Обычно по четным дням Никоса выводил на прогулку Стелиос, по нечетным — Мицос, поэтому Ставрос несколько замешкался у незнакомых для него замков и, когда Никос зашагал по коридору, крикнул ему вдогонку:
— Эй, парень, полегче!
Никос остановился. Ставрос подошел к нему, цепко взял за плечо.
— Ишь разлетелся. С разбегу да через стенку, на коня да в горы, а?
— Ты угадал, — сказал Никос, стряхнув его руку с плеча. — В горы, к Мильенису[1].
— Опоздал, брат, немного, — проговорил Ставрос, и они пошли медленно. — Отстрелялся Мильенис, и ружье его давно сгнило. Все там будем, куда спешишь.
Никос промолчал. Этот человек был ему неприятен. Угрюмый Мицос был хорош хотя бы тем, что не досаждал своими остротами.
Они вышли в узкий двор. Во дворе были Такис и Элли. Такис мрачно ходил в центре двора, а Элли стояла у стены и, близоруко щурясь, смотрела на Никоса. Хотя зрение у нее в тюрьме начало портиться, она узнала Никоса сразу, и на ее лице появилась улыбка — странная, не имеющая себе подобных улыбка со сжатыми губами. Никос брал иногда Элли за подбородок и, подняв ее лицо, шутя упрашивал: «Ну, улыбнись! Ну, улыбнись!» Тогда она еще плотнее сжимала губы и начинала сердиться: у нее между передними зубами была такая прорединка (в народе говорят — признак счастливой судьбы), которая Никоса очень забавляла.
Когда Никос подошел к ней, Элли с силой стиснула обе его руки.
— Я все знаю, этого не будет, не будет, — быстрым шепотом заговорила она. — Военные правила запрещают воскресные казни, Цукалас мне сказал. А в понедельник… теперь, когда все определилось, — Элли с усилием произнесла это слово, — людям будет легче тебя защищать. Отменить казнь и отменить приговор — разные вещи… Они пойдут на компромисс: они не станут отменять приговор, но казнь отменят… А если в понедельник все-таки… я пойду с тобой… я буду караулить, и если тебя поведут… я пойду с тобой!

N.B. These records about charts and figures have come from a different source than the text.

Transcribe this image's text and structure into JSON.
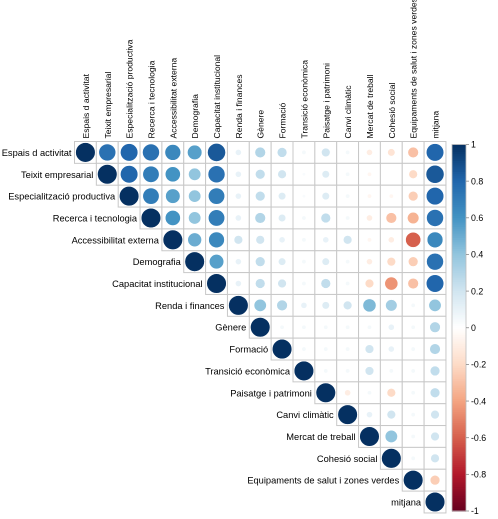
{
  "chart_data": {
    "type": "correlation-matrix",
    "layout": "upper-triangle",
    "glyph": "circle",
    "variables": [
      "Espais d activitat",
      "Teixit empresarial",
      "Especialització productiva",
      "Recerca i tecnologia",
      "Accessibilitat externa",
      "Demografia",
      "Capacitat institucional",
      "Renda i finances",
      "Gènere",
      "Formació",
      "Transició econòmica",
      "Paisatge i patrimoni",
      "Canvi climàtic",
      "Mercat de treball",
      "Cohesió social",
      "Equipaments de salut i zones verdes",
      "mitjana"
    ],
    "matrix": [
      [
        1.0,
        0.75,
        0.8,
        0.75,
        0.65,
        0.55,
        0.85,
        0.1,
        0.3,
        0.25,
        0.05,
        0.2,
        0.05,
        -0.1,
        -0.15,
        -0.3,
        0.8
      ],
      [
        null,
        1.0,
        0.8,
        0.7,
        0.6,
        0.4,
        0.75,
        0.1,
        0.25,
        0.2,
        0.03,
        0.15,
        0.05,
        -0.05,
        0.0,
        -0.2,
        0.85
      ],
      [
        null,
        null,
        1.0,
        0.7,
        0.55,
        0.4,
        0.7,
        0.1,
        0.25,
        0.15,
        0.03,
        0.15,
        0.05,
        -0.05,
        -0.05,
        -0.25,
        0.8
      ],
      [
        null,
        null,
        null,
        1.0,
        0.6,
        0.4,
        0.7,
        0.1,
        0.3,
        0.15,
        0.05,
        0.25,
        0.05,
        -0.1,
        -0.3,
        -0.35,
        0.75
      ],
      [
        null,
        null,
        null,
        null,
        1.0,
        0.5,
        0.65,
        0.2,
        0.2,
        0.1,
        0.05,
        0.1,
        0.2,
        -0.05,
        -0.1,
        -0.6,
        0.65
      ],
      [
        null,
        null,
        null,
        null,
        null,
        1.0,
        0.55,
        0.1,
        0.25,
        0.15,
        0.05,
        0.15,
        0.05,
        -0.1,
        -0.2,
        -0.25,
        0.75
      ],
      [
        null,
        null,
        null,
        null,
        null,
        null,
        1.0,
        0.1,
        0.25,
        0.2,
        0.05,
        0.25,
        0.05,
        -0.2,
        -0.45,
        -0.3,
        0.8
      ],
      [
        null,
        null,
        null,
        null,
        null,
        null,
        null,
        1.0,
        0.4,
        0.3,
        0.1,
        0.15,
        0.2,
        0.45,
        0.35,
        0.05,
        0.4
      ],
      [
        null,
        null,
        null,
        null,
        null,
        null,
        null,
        null,
        1.0,
        0.05,
        0.05,
        0.05,
        0.05,
        0.05,
        0.1,
        0.05,
        0.3
      ],
      [
        null,
        null,
        null,
        null,
        null,
        null,
        null,
        null,
        null,
        1.0,
        0.05,
        0.05,
        0.05,
        0.2,
        0.1,
        0.05,
        0.3
      ],
      [
        null,
        null,
        null,
        null,
        null,
        null,
        null,
        null,
        null,
        null,
        1.0,
        0.05,
        0.05,
        0.2,
        0.05,
        0.05,
        0.25
      ],
      [
        null,
        null,
        null,
        null,
        null,
        null,
        null,
        null,
        null,
        null,
        null,
        1.0,
        -0.1,
        0.05,
        -0.2,
        0.05,
        0.25
      ],
      [
        null,
        null,
        null,
        null,
        null,
        null,
        null,
        null,
        null,
        null,
        null,
        null,
        1.0,
        0.1,
        0.2,
        0.05,
        0.2
      ],
      [
        null,
        null,
        null,
        null,
        null,
        null,
        null,
        null,
        null,
        null,
        null,
        null,
        null,
        1.0,
        0.4,
        0.05,
        0.2
      ],
      [
        null,
        null,
        null,
        null,
        null,
        null,
        null,
        null,
        null,
        null,
        null,
        null,
        null,
        null,
        1.0,
        0.05,
        0.2
      ],
      [
        null,
        null,
        null,
        null,
        null,
        null,
        null,
        null,
        null,
        null,
        null,
        null,
        null,
        null,
        null,
        1.0,
        -0.25
      ],
      [
        null,
        null,
        null,
        null,
        null,
        null,
        null,
        null,
        null,
        null,
        null,
        null,
        null,
        null,
        null,
        null,
        1.0
      ]
    ],
    "color_scale": {
      "min": -1,
      "max": 1,
      "ticks": [
        -1,
        -0.8,
        -0.6,
        -0.4,
        -0.2,
        0,
        0.2,
        0.4,
        0.6,
        0.8,
        1
      ],
      "tick_labels": [
        "-1",
        "-0.8",
        "-0.6",
        "-0.4",
        "-0.2",
        "0",
        "0.2",
        "0.4",
        "0.6",
        "0.8",
        "1"
      ],
      "colors": [
        "#67001f",
        "#b2182b",
        "#d6604d",
        "#f4a582",
        "#fddbc7",
        "#ffffff",
        "#d1e5f0",
        "#92c5de",
        "#4393c3",
        "#2166ac",
        "#053061"
      ]
    }
  }
}
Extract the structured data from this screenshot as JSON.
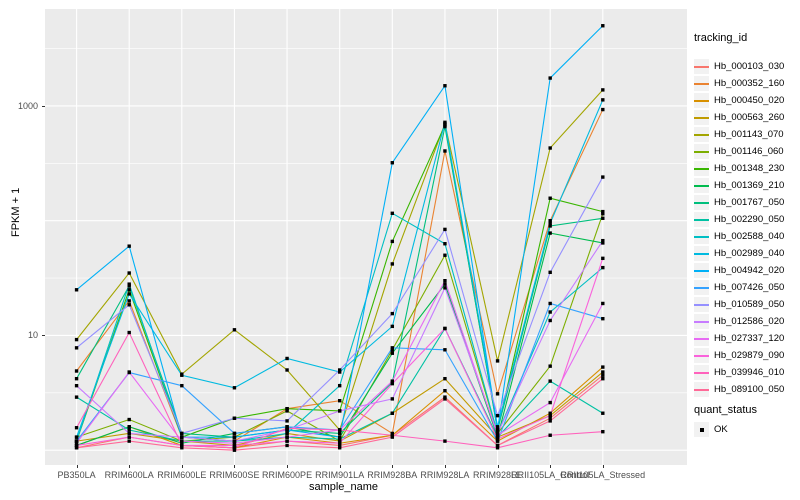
{
  "axes": {
    "y_title": "FPKM + 1",
    "x_title": "sample_name",
    "y_tick_labels": [
      "10",
      "1000"
    ]
  },
  "legend": {
    "tracking_title": "tracking_id",
    "quant_title": "quant_status",
    "quant_item": "OK"
  },
  "style": {
    "panel_bg": "#EBEBEB",
    "grid_color": "#FFFFFF",
    "tick_label_color": "#4D4D4D",
    "point_color": "#000000"
  },
  "chart_data": {
    "type": "line",
    "title": "",
    "xlabel": "sample_name",
    "ylabel": "FPKM + 1",
    "y_scale": "log10",
    "ylim": [
      1,
      7000
    ],
    "y_major_breaks": [
      1,
      10,
      100,
      1000
    ],
    "y_minor_breaks": [
      3.162,
      31.62,
      316.2,
      3162
    ],
    "y_labeled_breaks": [
      10,
      1000
    ],
    "grid": true,
    "legend_position": "right",
    "point_shape": "black-square",
    "quant_status_value": "OK",
    "categories": [
      "PB350LA",
      "RRIM600LA",
      "RRIM600LE",
      "RRIM600SE",
      "RRIM600PE",
      "RRIM901LA",
      "RRIM928BA",
      "RRIM928LA",
      "RRIM928LE",
      "RRII105LA_Control",
      "RRII105LA_Stressed"
    ],
    "series": [
      {
        "name": "Hb_000103_030",
        "color": "#F8766D",
        "values": [
          1.05,
          1.3,
          1.1,
          1.05,
          1.2,
          1.1,
          1.35,
          2.9,
          1.1,
          1.9,
          4.5
        ]
      },
      {
        "name": "Hb_000352_160",
        "color": "#EA8331",
        "values": [
          4.9,
          20,
          1.3,
          1.2,
          2.3,
          2.7,
          1.4,
          405,
          3.1,
          100,
          930
        ]
      },
      {
        "name": "Hb_000450_020",
        "color": "#D89000",
        "values": [
          1.1,
          1.6,
          1.1,
          1.05,
          1.3,
          1.15,
          1.35,
          3.3,
          1.2,
          2.1,
          5.3
        ]
      },
      {
        "name": "Hb_000563_260",
        "color": "#C09B00",
        "values": [
          1.2,
          1.4,
          1.2,
          1.1,
          1.4,
          1.2,
          2.1,
          4.2,
          1.3,
          2.0,
          4.8
        ]
      },
      {
        "name": "Hb_001143_070",
        "color": "#A3A500",
        "values": [
          9.2,
          35,
          4.6,
          11.2,
          5.0,
          1.5,
          42,
          700,
          6.0,
          430,
          1380
        ]
      },
      {
        "name": "Hb_001146_060",
        "color": "#7CAE00",
        "values": [
          1.3,
          1.85,
          1.2,
          1.3,
          2.2,
          1.2,
          7.5,
          50,
          1.4,
          5.4,
          115
        ]
      },
      {
        "name": "Hb_001348_230",
        "color": "#39B600",
        "values": [
          1.2,
          25,
          1.3,
          1.9,
          2.3,
          2.2,
          66,
          680,
          1.5,
          157,
          120
        ]
      },
      {
        "name": "Hb_001369_210",
        "color": "#00BB4E",
        "values": [
          1.1,
          1.6,
          1.15,
          1.4,
          1.6,
          1.3,
          7.0,
          28,
          1.3,
          78,
          64
        ]
      },
      {
        "name": "Hb_001767_050",
        "color": "#00BF7D",
        "values": [
          4.2,
          27,
          1.4,
          1.3,
          1.5,
          1.4,
          3.9,
          660,
          1.5,
          90,
          105
        ]
      },
      {
        "name": "Hb_002290_050",
        "color": "#00C1A3",
        "values": [
          2.9,
          1.5,
          1.2,
          1.2,
          1.3,
          1.25,
          2.1,
          11.5,
          1.3,
          4.0,
          2.1
        ]
      },
      {
        "name": "Hb_002588_040",
        "color": "#00BFC4",
        "values": [
          1.2,
          28,
          1.3,
          1.2,
          1.4,
          3.65,
          116,
          63,
          1.4,
          16,
          39
        ]
      },
      {
        "name": "Hb_002989_040",
        "color": "#00BAE0",
        "values": [
          1.3,
          23,
          4.5,
          3.5,
          6.3,
          4.8,
          12,
          720,
          1.6,
          95,
          1130
        ]
      },
      {
        "name": "Hb_004942_020",
        "color": "#00B0F6",
        "values": [
          25,
          60,
          1.3,
          1.3,
          1.5,
          1.3,
          320,
          1500,
          1.5,
          1750,
          5000
        ]
      },
      {
        "name": "Hb_007426_050",
        "color": "#35A2FF",
        "values": [
          1.2,
          4.75,
          3.65,
          1.4,
          1.6,
          1.5,
          7.8,
          7.5,
          1.2,
          19,
          14
        ]
      },
      {
        "name": "Hb_010589_050",
        "color": "#9590FF",
        "values": [
          7.8,
          18.5,
          1.4,
          1.9,
          1.8,
          5.0,
          15.5,
          84,
          2.0,
          35.5,
          240
        ]
      },
      {
        "name": "Hb_012586_020",
        "color": "#C77CFF",
        "values": [
          3.65,
          1.4,
          1.3,
          1.2,
          1.5,
          2.2,
          2.8,
          26,
          1.4,
          13.5,
          67
        ]
      },
      {
        "name": "Hb_027337_120",
        "color": "#E76BF3",
        "values": [
          1.15,
          4.8,
          1.2,
          1.15,
          1.3,
          1.5,
          4.0,
          30,
          1.35,
          2.6,
          19
        ]
      },
      {
        "name": "Hb_029879_090",
        "color": "#FA62DB",
        "values": [
          1.1,
          1.3,
          1.1,
          1.1,
          1.2,
          1.15,
          3.8,
          11.5,
          1.25,
          2.0,
          47
        ]
      },
      {
        "name": "Hb_039946_010",
        "color": "#FF62BC",
        "values": [
          1.57,
          10.6,
          1.1,
          1.05,
          1.55,
          1.5,
          1.35,
          1.2,
          1.05,
          1.35,
          1.45
        ]
      },
      {
        "name": "Hb_089100_050",
        "color": "#FF6A98",
        "values": [
          1.05,
          1.2,
          1.05,
          1.0,
          1.1,
          1.05,
          1.3,
          2.8,
          1.1,
          1.8,
          4.2
        ]
      }
    ]
  }
}
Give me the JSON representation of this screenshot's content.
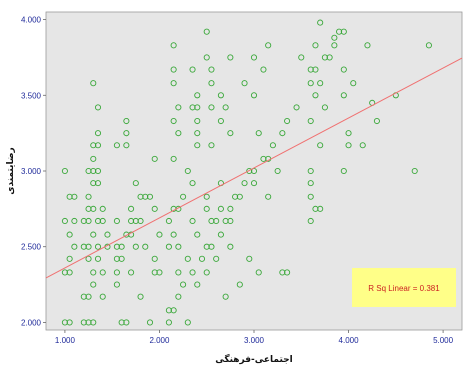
{
  "chart_data": {
    "type": "scatter",
    "xlabel": "اجتماعی-فرهنگی",
    "ylabel": "رضایتمندی",
    "xlim": [
      0.8,
      5.2
    ],
    "ylim": [
      1.95,
      4.05
    ],
    "x_ticks": [
      "1.000",
      "2.000",
      "3.000",
      "4.000",
      "5.000"
    ],
    "y_ticks": [
      "2.000",
      "2.500",
      "3.000",
      "3.500",
      "4.000"
    ],
    "grid": false,
    "plot_background": "#e6e6e6",
    "point_color": "#3aa83a",
    "fit_line_color": "#f07070",
    "fit_line": {
      "intercept": 2.03,
      "slope": 0.33,
      "x_range": [
        0.8,
        5.2
      ]
    },
    "r_squared_label": "R Sq Linear = 0.381",
    "r_squared_box_color": "#ffff88",
    "points": [
      [
        1.0,
        2.0
      ],
      [
        1.05,
        2.0
      ],
      [
        1.2,
        2.0
      ],
      [
        1.25,
        2.0
      ],
      [
        1.3,
        2.0
      ],
      [
        1.6,
        2.0
      ],
      [
        1.65,
        2.0
      ],
      [
        1.9,
        2.0
      ],
      [
        2.1,
        2.0
      ],
      [
        2.3,
        2.0
      ],
      [
        1.2,
        2.17
      ],
      [
        1.25,
        2.17
      ],
      [
        1.4,
        2.17
      ],
      [
        1.8,
        2.17
      ],
      [
        2.15,
        2.08
      ],
      [
        2.1,
        2.08
      ],
      [
        2.2,
        2.17
      ],
      [
        2.7,
        2.17
      ],
      [
        1.3,
        2.25
      ],
      [
        1.55,
        2.25
      ],
      [
        2.25,
        2.25
      ],
      [
        2.4,
        2.25
      ],
      [
        2.85,
        2.25
      ],
      [
        1.0,
        2.33
      ],
      [
        1.05,
        2.33
      ],
      [
        1.3,
        2.33
      ],
      [
        1.4,
        2.33
      ],
      [
        1.55,
        2.33
      ],
      [
        1.7,
        2.33
      ],
      [
        1.95,
        2.33
      ],
      [
        2.0,
        2.33
      ],
      [
        2.2,
        2.33
      ],
      [
        2.35,
        2.33
      ],
      [
        2.5,
        2.33
      ],
      [
        3.05,
        2.33
      ],
      [
        3.3,
        2.33
      ],
      [
        3.35,
        2.33
      ],
      [
        1.05,
        2.42
      ],
      [
        1.25,
        2.42
      ],
      [
        1.35,
        2.42
      ],
      [
        1.55,
        2.42
      ],
      [
        1.6,
        2.42
      ],
      [
        1.95,
        2.42
      ],
      [
        2.3,
        2.42
      ],
      [
        2.45,
        2.42
      ],
      [
        2.6,
        2.42
      ],
      [
        2.95,
        2.42
      ],
      [
        1.1,
        2.5
      ],
      [
        1.2,
        2.5
      ],
      [
        1.25,
        2.5
      ],
      [
        1.35,
        2.5
      ],
      [
        1.45,
        2.5
      ],
      [
        1.55,
        2.5
      ],
      [
        1.6,
        2.5
      ],
      [
        1.75,
        2.5
      ],
      [
        1.85,
        2.5
      ],
      [
        2.1,
        2.5
      ],
      [
        2.2,
        2.5
      ],
      [
        2.5,
        2.5
      ],
      [
        2.55,
        2.5
      ],
      [
        2.75,
        2.5
      ],
      [
        1.05,
        2.58
      ],
      [
        1.3,
        2.58
      ],
      [
        1.45,
        2.58
      ],
      [
        1.65,
        2.58
      ],
      [
        1.7,
        2.58
      ],
      [
        2.0,
        2.58
      ],
      [
        2.15,
        2.58
      ],
      [
        2.4,
        2.58
      ],
      [
        2.65,
        2.58
      ],
      [
        1.0,
        2.67
      ],
      [
        1.1,
        2.67
      ],
      [
        1.2,
        2.67
      ],
      [
        1.25,
        2.67
      ],
      [
        1.35,
        2.67
      ],
      [
        1.4,
        2.67
      ],
      [
        1.55,
        2.67
      ],
      [
        1.7,
        2.67
      ],
      [
        1.75,
        2.67
      ],
      [
        1.8,
        2.67
      ],
      [
        2.1,
        2.67
      ],
      [
        2.35,
        2.67
      ],
      [
        2.55,
        2.67
      ],
      [
        2.6,
        2.67
      ],
      [
        2.7,
        2.67
      ],
      [
        2.75,
        2.67
      ],
      [
        3.6,
        2.67
      ],
      [
        1.25,
        2.75
      ],
      [
        1.3,
        2.75
      ],
      [
        1.4,
        2.75
      ],
      [
        1.7,
        2.75
      ],
      [
        1.95,
        2.75
      ],
      [
        2.15,
        2.75
      ],
      [
        2.2,
        2.75
      ],
      [
        2.5,
        2.75
      ],
      [
        2.65,
        2.75
      ],
      [
        2.75,
        2.75
      ],
      [
        3.65,
        2.75
      ],
      [
        3.7,
        2.75
      ],
      [
        1.05,
        2.83
      ],
      [
        1.1,
        2.83
      ],
      [
        1.25,
        2.83
      ],
      [
        1.8,
        2.83
      ],
      [
        1.85,
        2.83
      ],
      [
        1.9,
        2.83
      ],
      [
        2.25,
        2.83
      ],
      [
        2.5,
        2.83
      ],
      [
        2.8,
        2.83
      ],
      [
        2.85,
        2.83
      ],
      [
        3.15,
        2.83
      ],
      [
        3.6,
        2.83
      ],
      [
        1.3,
        2.92
      ],
      [
        1.35,
        2.92
      ],
      [
        1.75,
        2.92
      ],
      [
        2.35,
        2.92
      ],
      [
        2.65,
        2.92
      ],
      [
        2.9,
        2.92
      ],
      [
        3.0,
        2.92
      ],
      [
        3.6,
        2.92
      ],
      [
        1.0,
        3.0
      ],
      [
        1.25,
        3.0
      ],
      [
        1.3,
        3.0
      ],
      [
        1.35,
        3.0
      ],
      [
        2.3,
        3.0
      ],
      [
        2.95,
        3.0
      ],
      [
        3.0,
        3.0
      ],
      [
        3.25,
        3.0
      ],
      [
        3.6,
        3.0
      ],
      [
        3.95,
        3.0
      ],
      [
        4.7,
        3.0
      ],
      [
        1.3,
        3.08
      ],
      [
        1.95,
        3.08
      ],
      [
        2.15,
        3.08
      ],
      [
        3.1,
        3.08
      ],
      [
        3.15,
        3.08
      ],
      [
        1.3,
        3.17
      ],
      [
        1.35,
        3.17
      ],
      [
        1.55,
        3.17
      ],
      [
        1.65,
        3.17
      ],
      [
        2.4,
        3.17
      ],
      [
        2.55,
        3.17
      ],
      [
        3.2,
        3.17
      ],
      [
        3.7,
        3.17
      ],
      [
        4.0,
        3.17
      ],
      [
        4.15,
        3.17
      ],
      [
        1.35,
        3.25
      ],
      [
        1.65,
        3.25
      ],
      [
        2.2,
        3.25
      ],
      [
        2.4,
        3.25
      ],
      [
        2.75,
        3.25
      ],
      [
        3.05,
        3.25
      ],
      [
        3.3,
        3.25
      ],
      [
        4.0,
        3.25
      ],
      [
        1.65,
        3.33
      ],
      [
        2.15,
        3.33
      ],
      [
        2.4,
        3.33
      ],
      [
        2.65,
        3.33
      ],
      [
        3.35,
        3.33
      ],
      [
        3.6,
        3.33
      ],
      [
        4.3,
        3.33
      ],
      [
        2.2,
        3.42
      ],
      [
        2.35,
        3.42
      ],
      [
        2.4,
        3.42
      ],
      [
        2.55,
        3.42
      ],
      [
        2.7,
        3.42
      ],
      [
        3.45,
        3.42
      ],
      [
        3.75,
        3.42
      ],
      [
        4.25,
        3.45
      ],
      [
        1.35,
        3.42
      ],
      [
        2.4,
        3.5
      ],
      [
        2.65,
        3.5
      ],
      [
        3.0,
        3.5
      ],
      [
        3.65,
        3.5
      ],
      [
        3.95,
        3.5
      ],
      [
        4.5,
        3.5
      ],
      [
        1.3,
        3.58
      ],
      [
        2.15,
        3.58
      ],
      [
        2.55,
        3.58
      ],
      [
        2.9,
        3.58
      ],
      [
        3.6,
        3.58
      ],
      [
        3.7,
        3.58
      ],
      [
        4.05,
        3.58
      ],
      [
        2.15,
        3.67
      ],
      [
        2.35,
        3.67
      ],
      [
        2.55,
        3.67
      ],
      [
        3.1,
        3.67
      ],
      [
        3.6,
        3.67
      ],
      [
        3.65,
        3.67
      ],
      [
        3.95,
        3.67
      ],
      [
        2.5,
        3.75
      ],
      [
        2.75,
        3.75
      ],
      [
        3.0,
        3.75
      ],
      [
        3.5,
        3.75
      ],
      [
        3.75,
        3.75
      ],
      [
        3.8,
        3.75
      ],
      [
        2.15,
        3.83
      ],
      [
        3.15,
        3.83
      ],
      [
        3.65,
        3.83
      ],
      [
        3.85,
        3.83
      ],
      [
        4.2,
        3.83
      ],
      [
        4.85,
        3.83
      ],
      [
        2.5,
        3.92
      ],
      [
        3.9,
        3.92
      ],
      [
        3.95,
        3.92
      ],
      [
        3.85,
        3.88
      ],
      [
        3.7,
        3.98
      ]
    ]
  }
}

Никос плохо слушал ее, он смотрел не отрываясь на ее губы, на глаза, на брови: все это надо было запомнить. Но последняя фраза заставила его нахмуриться.
— Что за нелепость! — жестко сказал он. — Запомни: ты останешься жить. Так надо. У малыша должна быть мать…
— Осужденная на пожизненное заключение…
— Жизнь длинна, век этих господ короче. Ты еще будешь водить нашего сына за руку по улицам Амальяды[2]. Смотри только, не говори, когда он вырастет, что его отец не боялся смерти. Детям нельзя говорить неправду.
Элли побледнела.
— Ты так разговариваешь со мной, как будто… Что за обреченность, что за фатализм, Никос? Я тебя не узнаю. Неужели твоя интуиция…
— Моя интуиция бормочет что-то невнятное. А что еще сказал тебе господин Цукалас?
— Он сказал, что воскресенье в запасе — это хорошо. Людям надо привыкнуть к мысли, что речь идет не о судебном приговоре, а о конкретной жизни. Одного дня хватит, чтобы все всколыхнулось. А там — Святейший Синод, ООН, с понедельника все начнется по-новому, уже без всяких ссылок на правосудие. Правосудие вышло из игры…
— Лучше о сыне, — остановил ее Никос. Элли пыталась его утешить, а ведь он с самого утра думал, как будет утешать ее, какие найдет слова. — Если тебя переведут в Авероф, он будет с тобой, это хорошо, конечно, но… Не лучше ли будет, если мама возьмет его к себе в Амальяду? Усыновит и возьмет.
— Усыновит? — Элли нахмурилась.
— А иначе не отдадут. Для них он незаконнорожденный…
— Мы все это решим вместе с тобой, завтра, — торопливо сказала Элли.
— Да, да, конечно, — рассеянно согласился Никос. — Ты растолкуй мальчишке, когда он вырастет, что у него был худой, длинноносый, небритый отец, самовлюбленный и совсем не герой.
— Зачем это? — сквозь слезы засмеялась Элли.
— Чтобы память об отце на него не давила. Он должен быть лучше, чем я, обязательно лучше.
— Это невозможно… — прошептала Элли.
Стоя у выхода, Ставрос с безразличным видом смотрел, как они разговаривают, держась за руки. Наконец его надзирательское сердце не выдержало.
— А ну-ка разойдитесь, — сказал он. — Не велено приближаться. Дистанция — три шага.
— Старший надзиратель разрешил нам подходить друг к другу, — обернувшись, ответил Никос.